L'Arabie saoudite s'empare de 93% d'Electronic Arts dans une opération controversée

Florian Lelong Publié par Florian Lelong
le 03 décembre 2025 à 09h45
Le rachat d'Electronic Arts révèle une réalité inattendue : l'Arabie saoudite détiendra 93 % de l'éditeur une fois l'accord scellé. Malgré l'apparence d'un consortium, le Fonds public d'investissement prend le contrôle quasi total. Une opération financée par la dette qui menace l'avenir des studios.
L'Arabie saoudite s'empare de 93% d'Electronic Arts dans une opération controversée
Lorsque la poussière retombera sur le rachat par effet de levier de 55 milliards de dollars d'Electronic Arts, l'Arabie saoudite émergera comme son unique véritable propriétaire. C'est ce que révèlent des documents déposés auprès du régulateur antitrust brésilien. Contrairement à l'image d'un « consortium » d'investisseurs incluant Jared Kushner, le gendre de Donald Trump, le Fonds public d'investissement (PIF) saoudien contrôlera en réalité 93 % de l'entreprise. Cette domination écrasante renverse la dynamique habituelle de ce type de transactions, où les fonds souverains jouent généralement les seconds rôles derrière les sociétés de capital-investissement.

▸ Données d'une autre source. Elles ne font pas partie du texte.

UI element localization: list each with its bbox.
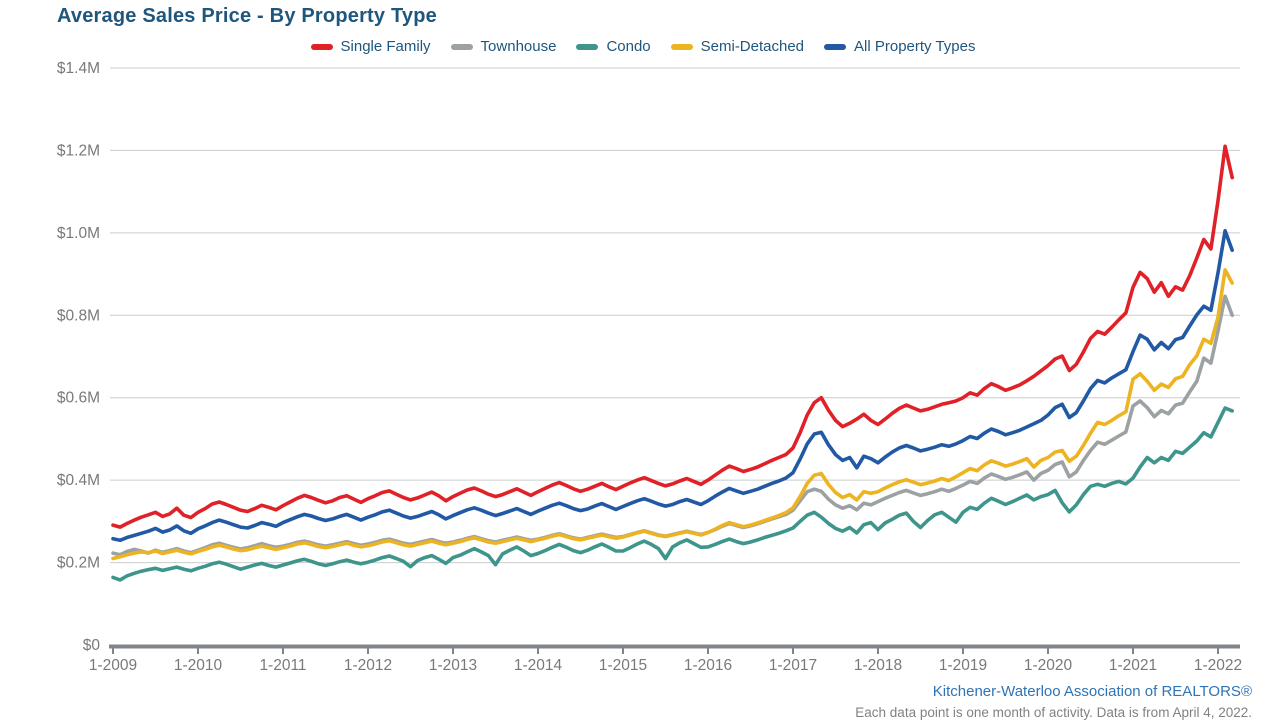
legend-label: Semi-Detached [700,38,805,55]
y-axis-tick-label: $0.8M [57,307,100,324]
y-axis-tick-label: $1.2M [57,142,100,159]
y-axis-tick-label: $0 [83,637,101,654]
legend-swatch-icon [450,43,473,50]
legend-item-all-property-types[interactable]: All Property Types [824,38,975,55]
legend-label: Single Family [340,38,431,55]
legend-label: Townhouse [480,38,557,55]
x-axis-tick-label: 1-2017 [769,657,817,674]
y-axis-tick-label: $1.0M [57,225,100,242]
legend-swatch-icon [670,43,693,50]
legend-label: All Property Types [854,38,976,55]
legend-label: Condo [606,38,651,55]
x-axis-tick-label: 1-2013 [429,657,477,674]
x-axis-tick-label: 1-2010 [174,657,223,674]
legend-item-semi-detached[interactable]: Semi-Detached [670,38,805,55]
y-axis-labels: $0 $0.2M $0.4M $0.6M $0.8M $1.0M $1.2M $1.4M [57,60,100,654]
legend-item-single-family[interactable]: Single Family [310,38,431,55]
x-axis: 1-2009 1-2010 1-2011 1-2012 1-2013 1-2014 1-20… [89,644,1242,674]
series-line-townhouse [111,294,1234,557]
x-axis-tick-label: 1-2019 [939,657,987,674]
legend-swatch-icon [310,43,333,50]
y-axis-tick-label: $0.4M [57,472,100,489]
y-axis-tick-label: $1.4M [57,60,100,77]
chart-title: Average Sales Price - By Property Type [57,5,437,27]
attribution-text: Kitchener-Waterloo Association of REALTO… [932,683,1252,700]
y-axis-tick-label: $0.2M [57,555,100,572]
legend-item-condo[interactable]: Condo [576,38,651,55]
x-axis-tick-label: 1-2012 [344,657,392,674]
x-axis-tick-label: 1-2022 [1194,657,1242,674]
x-axis-tick-label: 1-2015 [599,657,647,674]
x-axis-tick-label: 1-2018 [854,657,902,674]
x-axis-tick-label: 1-2020 [1024,657,1073,674]
x-axis-tick-label: 1-2011 [259,657,306,674]
x-axis-tick-label: 1-2021 [1109,657,1157,674]
legend-swatch-icon [576,43,599,50]
series-line-all-property-types [111,229,1234,543]
legend-swatch-icon [824,43,847,50]
y-axis-tick-label: $0.6M [57,390,100,407]
series-line-semi-detached [111,268,1234,561]
series-line-single-family [111,144,1234,529]
series-line-condo [111,406,1234,582]
gridlines [110,67,1240,564]
x-axis-tick-label: 1-2014 [514,657,563,674]
footnote-text: Each data point is one month of activity… [855,705,1252,720]
chart-legend: Single Family Townhouse Condo Semi-Detached… [0,38,1286,55]
x-axis-tick-label: 1-2016 [684,657,732,674]
legend-item-townhouse[interactable]: Townhouse [450,38,557,55]
x-axis-tick-label: 1-2009 [89,657,137,674]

Une domination financière absolue

Les participations des autres partenaires annoncés, Silver Lake et Affinity, seront respectivement de 5,5 % et 1,1 %. La présence de ces entités semble purement symbolique, servant peut-être à faciliter l'acceptation politique d'une prise de contrôle étrangère sur un géant culturel américain. Il est d'ailleurs notable que ces deux firmes reçoivent elles-mêmes des fonds d'investissement en provenance d'Arabie saoudite. Le PIF ne se contente pas de participer ; il absorbe littéralement l'éditeur de Battlefield 6, des Sims ou encore de EA Sports FC. Les implications sont colossales, car cela soulève la question de la compétence du Royaume à diriger le plus grand éditeur de jeux vidéo des États-Unis.
Alors que des centaines d'employés de l'entreprise derrière Madden, EA Sports FC et Apex Legends pourraient se retrouver sans emploi, les banquiers de Wall Street ne seront pas impactés. Goldman Sachs devrait empocher 110 millions de dollars pour avoir conseillé la transaction.

Des craintes légitimes pour l'emploi et les studios

La santé financière de l'Arabie saoudite, bien que colossale, a montré des signes de fragilité ces dernières années, le PIF s'étant retiré de plusieurs autres entreprises américaines. Pour boucler ce rachat d'EA, le fonds s'appuie sur 20 milliards de dollars de prêts. Cette dette à taux d'intérêt élevé devra être remboursée, ce qui place l'éditeur dans une position délicate. Deux scénarios se dessinent : soit une révolution par l'intelligence artificielle génère des profits immédiats, soit, plus probablement, l'entreprise devra faire face à des coupes budgétaires drastiques et à la vente de certains studios.

Les actionnaires d'EA voteront sur cette offre généreuse plus tard ce mois-ci, avec une clôture prévue pour la mi-2026. Si l'opération enrichit les actionnaires et les banquiers conseils, l'avenir des développeurs semble bien plus sombre. La nécessité de rentabiliser rapidement un tel investissement, couplée aux méthodes de gestion parfois brutales observées dans les rachats par LBO, laisse présager une période de turbulences pour les créateurs de nos jeux favoris.